Kyoto est mort !
Jamais l’Humanité n’avait émis autant de CO2 que l’an passé. Et il semble impossible de la tirer de son addiction carbonique.
La nouvelle a fait l’effet d’une bombe climatique. Ce lundi matin 30 mai, l’Agence internationale de l’énergie (AIE) a publié ses dernières estimations d’émission de CO2 imputables à l’utilisation de l’énergie. Elles ne sont pas bonnes. En brûlant du charbon et des hydrocarbures, l’Humanité a émis l’an passé 30,6 milliards de tonnes de gaz carbonique, indique l’institution parisienne. Inédit, inattendu et colossal, ce chiffre est aussi catastrophique.

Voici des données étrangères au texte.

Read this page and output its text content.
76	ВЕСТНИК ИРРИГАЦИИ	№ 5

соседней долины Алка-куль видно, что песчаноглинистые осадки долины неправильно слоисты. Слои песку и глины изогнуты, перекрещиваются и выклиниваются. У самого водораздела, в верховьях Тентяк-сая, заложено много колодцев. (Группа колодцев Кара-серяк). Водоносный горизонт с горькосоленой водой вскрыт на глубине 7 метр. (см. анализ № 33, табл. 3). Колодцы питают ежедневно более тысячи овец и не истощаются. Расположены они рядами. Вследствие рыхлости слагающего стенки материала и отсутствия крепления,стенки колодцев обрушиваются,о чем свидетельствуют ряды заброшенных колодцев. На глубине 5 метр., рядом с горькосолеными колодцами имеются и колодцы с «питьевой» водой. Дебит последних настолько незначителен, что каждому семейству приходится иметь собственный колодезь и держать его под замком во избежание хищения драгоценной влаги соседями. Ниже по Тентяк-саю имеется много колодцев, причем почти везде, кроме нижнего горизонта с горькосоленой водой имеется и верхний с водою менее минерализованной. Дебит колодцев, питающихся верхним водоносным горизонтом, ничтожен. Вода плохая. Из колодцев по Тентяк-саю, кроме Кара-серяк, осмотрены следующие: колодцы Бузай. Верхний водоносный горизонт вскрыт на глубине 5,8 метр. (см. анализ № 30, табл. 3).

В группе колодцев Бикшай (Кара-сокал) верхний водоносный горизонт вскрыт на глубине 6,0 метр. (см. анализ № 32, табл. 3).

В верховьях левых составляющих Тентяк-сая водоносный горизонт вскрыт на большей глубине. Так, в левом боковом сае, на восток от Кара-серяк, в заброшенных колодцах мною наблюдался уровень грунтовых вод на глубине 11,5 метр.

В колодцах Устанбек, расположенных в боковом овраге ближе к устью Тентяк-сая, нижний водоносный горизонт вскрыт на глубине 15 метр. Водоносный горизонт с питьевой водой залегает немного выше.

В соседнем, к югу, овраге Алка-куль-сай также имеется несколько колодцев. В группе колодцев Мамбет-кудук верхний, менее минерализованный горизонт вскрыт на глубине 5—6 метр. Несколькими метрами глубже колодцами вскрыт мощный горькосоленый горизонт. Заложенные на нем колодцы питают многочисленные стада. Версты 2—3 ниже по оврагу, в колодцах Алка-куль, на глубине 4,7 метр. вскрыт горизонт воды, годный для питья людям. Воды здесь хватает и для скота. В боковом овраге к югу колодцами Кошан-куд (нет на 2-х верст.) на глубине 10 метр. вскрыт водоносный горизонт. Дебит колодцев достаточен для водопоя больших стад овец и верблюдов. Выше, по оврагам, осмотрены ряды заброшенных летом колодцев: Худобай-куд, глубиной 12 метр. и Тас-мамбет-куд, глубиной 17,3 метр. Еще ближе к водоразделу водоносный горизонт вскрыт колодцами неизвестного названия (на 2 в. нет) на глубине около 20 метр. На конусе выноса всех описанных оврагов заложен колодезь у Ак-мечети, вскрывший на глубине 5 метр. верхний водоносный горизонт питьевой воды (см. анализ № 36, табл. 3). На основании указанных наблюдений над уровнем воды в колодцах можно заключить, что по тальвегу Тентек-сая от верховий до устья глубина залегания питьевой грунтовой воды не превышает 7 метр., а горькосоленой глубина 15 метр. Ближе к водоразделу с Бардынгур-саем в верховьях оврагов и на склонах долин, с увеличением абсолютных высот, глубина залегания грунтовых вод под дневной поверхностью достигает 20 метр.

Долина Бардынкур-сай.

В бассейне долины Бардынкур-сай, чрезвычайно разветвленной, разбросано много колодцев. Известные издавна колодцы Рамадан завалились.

En un an, nous avons, collectivement, accru de 5% nos rejets de dioxyde de carbone « énergétique ». Ce faisant, nous avons accru de plus de 4 parties par millions (ppm) la concentration de gaz carbonique dans l’atmosphère. Nous sommes donc tout près du bord du gouffre climatique. Nombre de climatologues estiment, en effet, que le système climatique pourrait être gravement perturbé si la concentration de CO2 dans l’atmosphère venait à dépasser les 400 ppm.
Or, selon les dernières données de l’observatoire de Mauna Loa (exploité par l’administration américaine de l’océan et de l’atmosphère, NOAA, cet observatoire évalue très précisément depuis les années 1960 les teneurs de CO2 dans l’atmosphère, ndlr), l’atmosphère contient désormais 393 ppm de CO2. Si nous gardons le même rythme d’émission, nous n’atteindrons jamais l’un des objectifs de la convention-cadre des Nations unies sur le changement climatique (Ccnucc) : empêcher « toute perturbation anthropique dangereuse du système climatique ».
Fixé par les sommets climatiques de Copenhague (2009) et de Cancun (2010), l’objectif de stabiliser à 2°C le « réchauffement » est lui aussi hors de portée. Car, souligne Fatih Birol, l’économiste en chef de l’AIE, les émissions de 2020 seront le fruit de l’activité de centrales thermiques ou d’usines qui sont déjà en activité ou en construction. Pas de baisse à espérer de ce côté. D’autant moins que les systèmes de captage et de stockage géologique de carbone ne pourront équiper que des installations industrielles conçues à cet effet. Ce qui ne sera pas le cas avant une dizaine d’années.
Dans son scénario le plus vertueux, l’AIE estime que les émissions ne devraient pas dépasser les 32 milliards de tonnes de CO2 par an en 2020 avant de décroître. Ce qui signifie, précise l’économiste turc, que nos émissions ne doivent pas augmenter, au cours des 10 prochaines années, plus qu’elles n’ont progressé l’an passé. Difficile à imaginer.
D’autant que la gouvernance climatique se fissure de plus en plus. Malgré les efforts des diplomates européens, les dirigeants américains, japonais, russe et canadien ont confirmé, lors du sommet du G8 de Deauville, qu’ils s’opposaient à la prolongation du protocole de Kyoto.
Signé en 1997, cet appendice à la Ccnucc oblige une quarantaine de nations à réduire de 5%, globalement, leurs émissions de 6 gaz à effet de serre (GES) entre 1990 et 2012. Selon le dernier pointage, les pays contraints ont rejeté, l’an passé, 13,2 milliard de tonnes de CO2, soit une baisse de 3% environ. Pas si mal, sauf que, hélas, cette relativement bonne performance est imputable à l’effondrement industriels des pays de l’ex-bloc soviétique, à la fermeture des centrales au charbon de l’ex-Allemagne de l’Est et au remplacement des centrales au charbon britanniques par des chaudières consommant du gaz. Dit autrement, nous avons mangé notre pain blanc.
Les climatologues ne se font d’ailleurs plus guère d’illusion. Les plus optimistes tablent sur un réchauffement de 3 à 3,5°C entre l’ère pré-industrielle et la fin du XXIe siècle : du jamais vu ! Les plus pessimistes craignent que le mercure du thermomètre mondial ne bondisse au-delà des 4°C. Annonçant du même coup bien des bouleversements écologiques, sociaux et économiques.
Bonne nouvelle pour finir : les négociateurs du climat se retrouveront, la semaine prochaine, à Bonn pour tenter de rédiger l’esquisse d’un accord à signer lors du prochain sommet climatique de Durban, à la fin du mois de novembre. Il n’est pas sûr, hélas, que ces « pro de la négo » aient pris conscience de l’urgence de la situation.